Tech gets tough

Facebook cracks down on hate speech and expands definition of antisemitism

The social media giant announced the updated policy on Tuesday

Ian Wagreich/Aspen Ideas Festival

Facebook CEO Mark Zuckerberg

Facebook is cracking down on hate speech, including antisemitism, on the platform, the social media company announced on Tuesday. 

According to its updated community standards policy, the platform will now take down content that depicts “Jewish people running the world or controlling major institutions such as media networks, the economy or the government.” The platform will also take down posts that include “caricatures of black people in the form of blackface.”

The language is similar to the text of the International Holocaust Remembrance Alliance’s working definition of antisemitism, which specifically cites “the myth about a world Jewish conspiracy or of Jews controlling the media, economy, government or other societal institutions.” 

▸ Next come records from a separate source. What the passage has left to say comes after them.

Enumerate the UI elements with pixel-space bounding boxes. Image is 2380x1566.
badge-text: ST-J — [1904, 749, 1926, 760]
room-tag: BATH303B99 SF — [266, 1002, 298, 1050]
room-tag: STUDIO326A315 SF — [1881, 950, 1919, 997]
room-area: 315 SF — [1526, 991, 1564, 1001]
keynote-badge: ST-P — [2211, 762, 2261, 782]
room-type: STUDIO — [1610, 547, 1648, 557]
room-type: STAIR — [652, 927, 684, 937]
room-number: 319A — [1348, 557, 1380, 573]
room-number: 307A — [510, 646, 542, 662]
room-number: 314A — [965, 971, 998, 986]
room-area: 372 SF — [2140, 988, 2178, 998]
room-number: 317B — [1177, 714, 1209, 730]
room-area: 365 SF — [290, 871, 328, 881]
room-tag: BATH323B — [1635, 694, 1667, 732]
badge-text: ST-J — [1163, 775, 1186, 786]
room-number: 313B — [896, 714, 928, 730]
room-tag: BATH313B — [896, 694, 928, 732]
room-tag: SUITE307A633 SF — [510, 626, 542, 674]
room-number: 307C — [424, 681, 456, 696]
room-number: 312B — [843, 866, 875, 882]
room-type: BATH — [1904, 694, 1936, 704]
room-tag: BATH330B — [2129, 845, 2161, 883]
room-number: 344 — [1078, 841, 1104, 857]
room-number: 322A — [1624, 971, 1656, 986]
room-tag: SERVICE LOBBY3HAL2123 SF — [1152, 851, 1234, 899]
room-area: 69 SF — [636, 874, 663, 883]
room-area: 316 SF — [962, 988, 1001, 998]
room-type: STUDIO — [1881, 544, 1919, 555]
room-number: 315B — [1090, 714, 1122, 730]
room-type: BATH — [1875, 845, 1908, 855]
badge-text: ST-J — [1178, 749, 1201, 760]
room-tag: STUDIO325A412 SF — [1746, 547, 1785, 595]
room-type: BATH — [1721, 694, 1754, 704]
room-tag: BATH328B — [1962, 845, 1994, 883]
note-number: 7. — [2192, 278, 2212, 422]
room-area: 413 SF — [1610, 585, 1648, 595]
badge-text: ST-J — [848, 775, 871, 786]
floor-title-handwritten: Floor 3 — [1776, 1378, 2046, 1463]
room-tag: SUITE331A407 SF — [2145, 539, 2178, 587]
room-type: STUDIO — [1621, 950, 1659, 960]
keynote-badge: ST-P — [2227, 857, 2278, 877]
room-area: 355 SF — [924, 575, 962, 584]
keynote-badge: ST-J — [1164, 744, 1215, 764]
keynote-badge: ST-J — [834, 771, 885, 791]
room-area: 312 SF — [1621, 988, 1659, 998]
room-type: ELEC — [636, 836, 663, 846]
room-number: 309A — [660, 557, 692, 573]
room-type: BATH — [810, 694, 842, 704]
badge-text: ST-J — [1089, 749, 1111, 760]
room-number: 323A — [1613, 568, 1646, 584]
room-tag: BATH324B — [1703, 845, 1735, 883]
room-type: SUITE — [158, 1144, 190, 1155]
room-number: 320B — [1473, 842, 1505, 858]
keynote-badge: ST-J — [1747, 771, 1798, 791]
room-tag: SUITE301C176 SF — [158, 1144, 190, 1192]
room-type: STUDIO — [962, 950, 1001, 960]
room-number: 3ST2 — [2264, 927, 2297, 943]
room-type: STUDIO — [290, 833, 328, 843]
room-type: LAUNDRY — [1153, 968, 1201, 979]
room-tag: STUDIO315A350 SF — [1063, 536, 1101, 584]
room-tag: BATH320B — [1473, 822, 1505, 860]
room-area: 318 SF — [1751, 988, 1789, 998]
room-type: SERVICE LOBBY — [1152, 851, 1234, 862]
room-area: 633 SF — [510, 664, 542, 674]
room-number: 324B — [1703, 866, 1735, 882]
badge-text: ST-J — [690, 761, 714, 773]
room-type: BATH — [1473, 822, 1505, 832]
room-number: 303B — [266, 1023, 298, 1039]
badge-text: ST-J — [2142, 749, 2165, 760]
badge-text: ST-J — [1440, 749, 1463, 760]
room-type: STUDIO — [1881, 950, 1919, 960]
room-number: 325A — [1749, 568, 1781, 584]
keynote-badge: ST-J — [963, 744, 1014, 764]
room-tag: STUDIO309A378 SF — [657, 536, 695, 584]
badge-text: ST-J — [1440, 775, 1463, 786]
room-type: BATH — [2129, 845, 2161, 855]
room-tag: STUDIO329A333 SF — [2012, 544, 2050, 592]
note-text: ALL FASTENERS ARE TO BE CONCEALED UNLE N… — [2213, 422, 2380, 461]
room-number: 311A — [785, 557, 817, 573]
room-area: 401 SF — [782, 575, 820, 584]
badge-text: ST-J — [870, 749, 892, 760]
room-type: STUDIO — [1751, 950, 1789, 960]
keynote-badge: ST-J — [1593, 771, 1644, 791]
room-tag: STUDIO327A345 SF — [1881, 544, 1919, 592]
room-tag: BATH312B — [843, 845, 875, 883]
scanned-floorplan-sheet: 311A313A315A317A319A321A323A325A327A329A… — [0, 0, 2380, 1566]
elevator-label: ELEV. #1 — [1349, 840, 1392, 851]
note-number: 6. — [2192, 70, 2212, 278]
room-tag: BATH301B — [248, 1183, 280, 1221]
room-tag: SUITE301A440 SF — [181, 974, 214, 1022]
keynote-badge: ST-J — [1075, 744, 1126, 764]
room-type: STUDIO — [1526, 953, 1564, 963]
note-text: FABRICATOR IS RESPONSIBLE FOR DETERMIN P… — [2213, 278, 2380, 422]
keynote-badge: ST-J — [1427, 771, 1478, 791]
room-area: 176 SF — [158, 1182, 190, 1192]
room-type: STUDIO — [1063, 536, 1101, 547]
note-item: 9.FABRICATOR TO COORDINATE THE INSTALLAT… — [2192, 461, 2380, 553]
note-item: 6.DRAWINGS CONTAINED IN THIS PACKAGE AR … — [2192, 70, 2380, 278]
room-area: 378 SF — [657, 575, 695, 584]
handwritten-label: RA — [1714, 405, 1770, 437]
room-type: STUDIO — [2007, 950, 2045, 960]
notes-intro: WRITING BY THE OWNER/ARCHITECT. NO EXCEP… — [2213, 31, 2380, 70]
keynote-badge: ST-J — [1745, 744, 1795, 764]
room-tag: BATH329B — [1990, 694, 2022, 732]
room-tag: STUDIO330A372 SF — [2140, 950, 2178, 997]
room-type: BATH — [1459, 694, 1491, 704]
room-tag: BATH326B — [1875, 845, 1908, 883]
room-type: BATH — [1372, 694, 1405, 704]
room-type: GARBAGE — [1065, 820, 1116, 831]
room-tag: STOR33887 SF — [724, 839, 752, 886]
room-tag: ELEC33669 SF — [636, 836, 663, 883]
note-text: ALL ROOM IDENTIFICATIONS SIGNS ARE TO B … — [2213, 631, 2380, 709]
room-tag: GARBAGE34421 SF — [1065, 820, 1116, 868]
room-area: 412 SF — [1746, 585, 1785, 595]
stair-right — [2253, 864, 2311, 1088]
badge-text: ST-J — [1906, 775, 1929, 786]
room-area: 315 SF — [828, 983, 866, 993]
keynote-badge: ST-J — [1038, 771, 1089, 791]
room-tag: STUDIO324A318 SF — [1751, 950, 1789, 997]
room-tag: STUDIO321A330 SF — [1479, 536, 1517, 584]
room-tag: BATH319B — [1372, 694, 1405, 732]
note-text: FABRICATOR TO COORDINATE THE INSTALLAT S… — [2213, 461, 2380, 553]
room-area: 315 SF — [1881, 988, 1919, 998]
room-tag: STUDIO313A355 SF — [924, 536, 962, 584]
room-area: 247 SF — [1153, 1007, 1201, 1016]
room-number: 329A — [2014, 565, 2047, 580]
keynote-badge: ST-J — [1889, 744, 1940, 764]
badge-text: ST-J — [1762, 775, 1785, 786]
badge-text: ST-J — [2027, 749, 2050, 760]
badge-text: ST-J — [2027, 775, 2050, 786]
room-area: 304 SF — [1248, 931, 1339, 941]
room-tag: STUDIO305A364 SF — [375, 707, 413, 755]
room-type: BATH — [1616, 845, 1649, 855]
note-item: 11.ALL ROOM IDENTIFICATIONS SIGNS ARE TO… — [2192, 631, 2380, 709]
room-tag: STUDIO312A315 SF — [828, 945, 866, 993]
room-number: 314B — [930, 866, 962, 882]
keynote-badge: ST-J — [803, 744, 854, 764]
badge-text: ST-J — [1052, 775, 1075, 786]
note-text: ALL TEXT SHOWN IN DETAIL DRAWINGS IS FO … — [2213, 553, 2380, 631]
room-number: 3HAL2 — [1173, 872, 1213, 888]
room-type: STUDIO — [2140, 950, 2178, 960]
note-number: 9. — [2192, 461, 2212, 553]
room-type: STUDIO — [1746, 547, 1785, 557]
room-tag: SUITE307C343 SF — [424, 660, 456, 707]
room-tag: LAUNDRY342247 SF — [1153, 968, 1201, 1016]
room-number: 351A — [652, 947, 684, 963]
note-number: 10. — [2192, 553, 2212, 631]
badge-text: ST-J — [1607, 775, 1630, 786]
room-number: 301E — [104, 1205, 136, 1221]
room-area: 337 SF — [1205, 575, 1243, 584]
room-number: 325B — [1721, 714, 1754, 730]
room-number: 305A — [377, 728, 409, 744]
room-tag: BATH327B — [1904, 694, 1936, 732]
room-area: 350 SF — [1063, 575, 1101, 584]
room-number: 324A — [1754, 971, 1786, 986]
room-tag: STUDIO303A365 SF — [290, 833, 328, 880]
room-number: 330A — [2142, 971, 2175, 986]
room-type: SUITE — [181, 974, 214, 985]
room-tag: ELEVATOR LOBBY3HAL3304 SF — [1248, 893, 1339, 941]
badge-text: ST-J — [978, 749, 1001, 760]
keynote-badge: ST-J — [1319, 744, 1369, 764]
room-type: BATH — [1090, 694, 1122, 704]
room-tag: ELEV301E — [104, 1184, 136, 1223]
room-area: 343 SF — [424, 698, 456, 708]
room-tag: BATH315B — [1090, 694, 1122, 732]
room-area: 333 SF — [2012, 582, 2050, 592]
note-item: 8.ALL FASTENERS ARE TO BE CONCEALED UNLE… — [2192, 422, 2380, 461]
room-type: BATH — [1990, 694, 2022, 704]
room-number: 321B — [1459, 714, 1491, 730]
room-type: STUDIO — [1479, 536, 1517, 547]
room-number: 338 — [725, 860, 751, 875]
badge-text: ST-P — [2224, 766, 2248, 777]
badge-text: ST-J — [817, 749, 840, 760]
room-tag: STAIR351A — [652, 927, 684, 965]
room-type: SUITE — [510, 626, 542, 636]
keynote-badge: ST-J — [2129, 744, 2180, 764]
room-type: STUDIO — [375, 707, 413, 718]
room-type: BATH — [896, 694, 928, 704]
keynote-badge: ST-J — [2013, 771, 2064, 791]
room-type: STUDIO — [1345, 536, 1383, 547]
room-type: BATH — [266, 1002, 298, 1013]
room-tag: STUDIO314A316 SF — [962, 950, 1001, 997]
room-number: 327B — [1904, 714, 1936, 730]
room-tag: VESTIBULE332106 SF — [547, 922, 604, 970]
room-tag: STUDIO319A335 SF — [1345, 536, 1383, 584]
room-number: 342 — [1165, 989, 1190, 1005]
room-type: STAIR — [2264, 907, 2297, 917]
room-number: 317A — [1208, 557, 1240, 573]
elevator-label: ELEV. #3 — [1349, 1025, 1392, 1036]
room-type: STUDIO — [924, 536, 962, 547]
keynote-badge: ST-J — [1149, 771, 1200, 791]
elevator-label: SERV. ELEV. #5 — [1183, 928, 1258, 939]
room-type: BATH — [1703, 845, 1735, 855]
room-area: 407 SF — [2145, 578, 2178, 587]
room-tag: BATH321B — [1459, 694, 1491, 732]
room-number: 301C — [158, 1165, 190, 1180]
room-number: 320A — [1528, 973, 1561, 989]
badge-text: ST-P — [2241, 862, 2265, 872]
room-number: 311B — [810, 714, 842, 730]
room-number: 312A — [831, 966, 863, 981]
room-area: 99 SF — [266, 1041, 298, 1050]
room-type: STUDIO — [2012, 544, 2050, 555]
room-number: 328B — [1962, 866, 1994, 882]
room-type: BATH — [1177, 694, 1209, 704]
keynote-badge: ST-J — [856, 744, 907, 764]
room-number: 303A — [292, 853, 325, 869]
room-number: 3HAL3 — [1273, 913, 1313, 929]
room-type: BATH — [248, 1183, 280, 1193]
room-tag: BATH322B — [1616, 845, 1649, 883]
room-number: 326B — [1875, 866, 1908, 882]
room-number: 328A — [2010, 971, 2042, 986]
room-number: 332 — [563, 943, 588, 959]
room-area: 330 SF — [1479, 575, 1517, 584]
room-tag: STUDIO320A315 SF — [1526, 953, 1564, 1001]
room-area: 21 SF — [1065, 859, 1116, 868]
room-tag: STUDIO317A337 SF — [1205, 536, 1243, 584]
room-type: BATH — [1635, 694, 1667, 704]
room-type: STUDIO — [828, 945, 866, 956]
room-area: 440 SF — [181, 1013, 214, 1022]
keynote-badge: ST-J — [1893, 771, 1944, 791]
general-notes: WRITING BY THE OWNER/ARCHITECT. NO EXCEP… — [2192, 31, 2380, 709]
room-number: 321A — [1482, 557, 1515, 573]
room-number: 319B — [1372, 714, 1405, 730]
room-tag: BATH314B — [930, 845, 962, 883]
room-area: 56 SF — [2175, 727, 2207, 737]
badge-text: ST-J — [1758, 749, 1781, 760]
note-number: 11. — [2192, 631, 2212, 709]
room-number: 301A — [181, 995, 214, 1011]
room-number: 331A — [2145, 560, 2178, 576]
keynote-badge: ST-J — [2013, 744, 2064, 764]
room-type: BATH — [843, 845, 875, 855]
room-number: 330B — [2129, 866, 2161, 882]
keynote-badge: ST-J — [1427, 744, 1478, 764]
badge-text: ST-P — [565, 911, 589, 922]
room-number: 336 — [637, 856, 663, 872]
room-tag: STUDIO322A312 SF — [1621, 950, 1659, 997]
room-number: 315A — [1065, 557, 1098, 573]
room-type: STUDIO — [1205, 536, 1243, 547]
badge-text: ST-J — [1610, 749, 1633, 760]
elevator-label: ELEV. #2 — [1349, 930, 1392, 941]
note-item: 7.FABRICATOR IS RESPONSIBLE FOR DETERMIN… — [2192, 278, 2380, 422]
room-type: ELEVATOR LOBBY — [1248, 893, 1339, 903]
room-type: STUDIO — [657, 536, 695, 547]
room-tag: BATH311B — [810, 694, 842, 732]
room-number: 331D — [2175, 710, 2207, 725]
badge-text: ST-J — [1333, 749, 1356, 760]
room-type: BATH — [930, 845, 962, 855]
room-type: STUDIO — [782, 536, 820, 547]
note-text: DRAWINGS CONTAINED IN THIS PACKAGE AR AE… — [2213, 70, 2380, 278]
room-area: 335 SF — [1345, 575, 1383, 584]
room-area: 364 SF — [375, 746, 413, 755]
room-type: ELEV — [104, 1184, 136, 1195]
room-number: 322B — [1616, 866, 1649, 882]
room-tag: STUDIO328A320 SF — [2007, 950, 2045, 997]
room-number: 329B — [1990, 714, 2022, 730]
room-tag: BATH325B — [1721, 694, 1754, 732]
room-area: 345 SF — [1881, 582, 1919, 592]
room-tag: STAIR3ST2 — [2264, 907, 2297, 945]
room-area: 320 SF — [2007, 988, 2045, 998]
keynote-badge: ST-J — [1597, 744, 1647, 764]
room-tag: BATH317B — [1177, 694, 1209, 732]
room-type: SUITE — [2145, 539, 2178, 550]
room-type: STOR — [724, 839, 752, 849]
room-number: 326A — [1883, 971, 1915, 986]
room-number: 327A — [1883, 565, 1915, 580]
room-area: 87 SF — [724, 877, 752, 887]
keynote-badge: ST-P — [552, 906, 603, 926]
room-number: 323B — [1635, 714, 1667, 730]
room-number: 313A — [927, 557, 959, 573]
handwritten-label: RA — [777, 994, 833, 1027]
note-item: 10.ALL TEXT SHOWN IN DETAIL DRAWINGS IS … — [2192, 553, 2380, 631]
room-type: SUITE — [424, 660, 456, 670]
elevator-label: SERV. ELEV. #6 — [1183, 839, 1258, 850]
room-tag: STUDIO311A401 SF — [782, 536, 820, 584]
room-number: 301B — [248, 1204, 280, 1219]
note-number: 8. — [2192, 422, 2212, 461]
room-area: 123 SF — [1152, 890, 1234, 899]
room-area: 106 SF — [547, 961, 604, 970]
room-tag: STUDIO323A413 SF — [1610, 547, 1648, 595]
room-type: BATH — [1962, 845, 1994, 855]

“The IHRA working definition of antisemitism has always been valuable for informing our own approach to fighting antisemitism,” Jordana Cutler, Facebook’s head of public policy for Israel and the Jewish diaspora, told JI. “The harmful stereotypes policy that we launched today draws on the spirit and the text of the second bullet point in the IHRA definition.”

The decision marks the first substantive policy update to the company’s “objectionable content” standards in months. Facebook said Tuesday that it had scaled up efforts to address problematic content, taking action on 22.5 million pieces of content during the second quarter of 2020, up from 9.6 million pieces of content in the first quarter.

“This is a policy that we have been working on for over a year; with stakeholders from many different communities impacted by this policy,” Cutler said. “We have had roundtables with Jewish organizations in both the U.S. and Europe to help us understand where we can improve and help keep Jews feel safe on our platform. This policy is the result of those conversations and it took time to operationalize it with the size and scale of our platform.”

In a statement, World Jewish Congress President Ronald S. Lauder said, “The World Jewish Congress has worked closely with Facebook to encourage the platform to remove harmful content including stereotypes as a form of hate speech. We applaud Facebook for its leadership and hope this move will be a guiding light for other social media companies to follow.” 

Facebook has come under fire in recent months for allowing hate speech on its website. In June, the Anti-Defamation League, National Association for the Advancement of Colored People, Color of Change and other organizations launched a campaign to encourage companies to pause advertising on the website to protest the presence of hate speech on the platform.

In May, the company announced the creation of an independent oversight board to function as a final arbiter over questions regarding removing objectionable content from the site.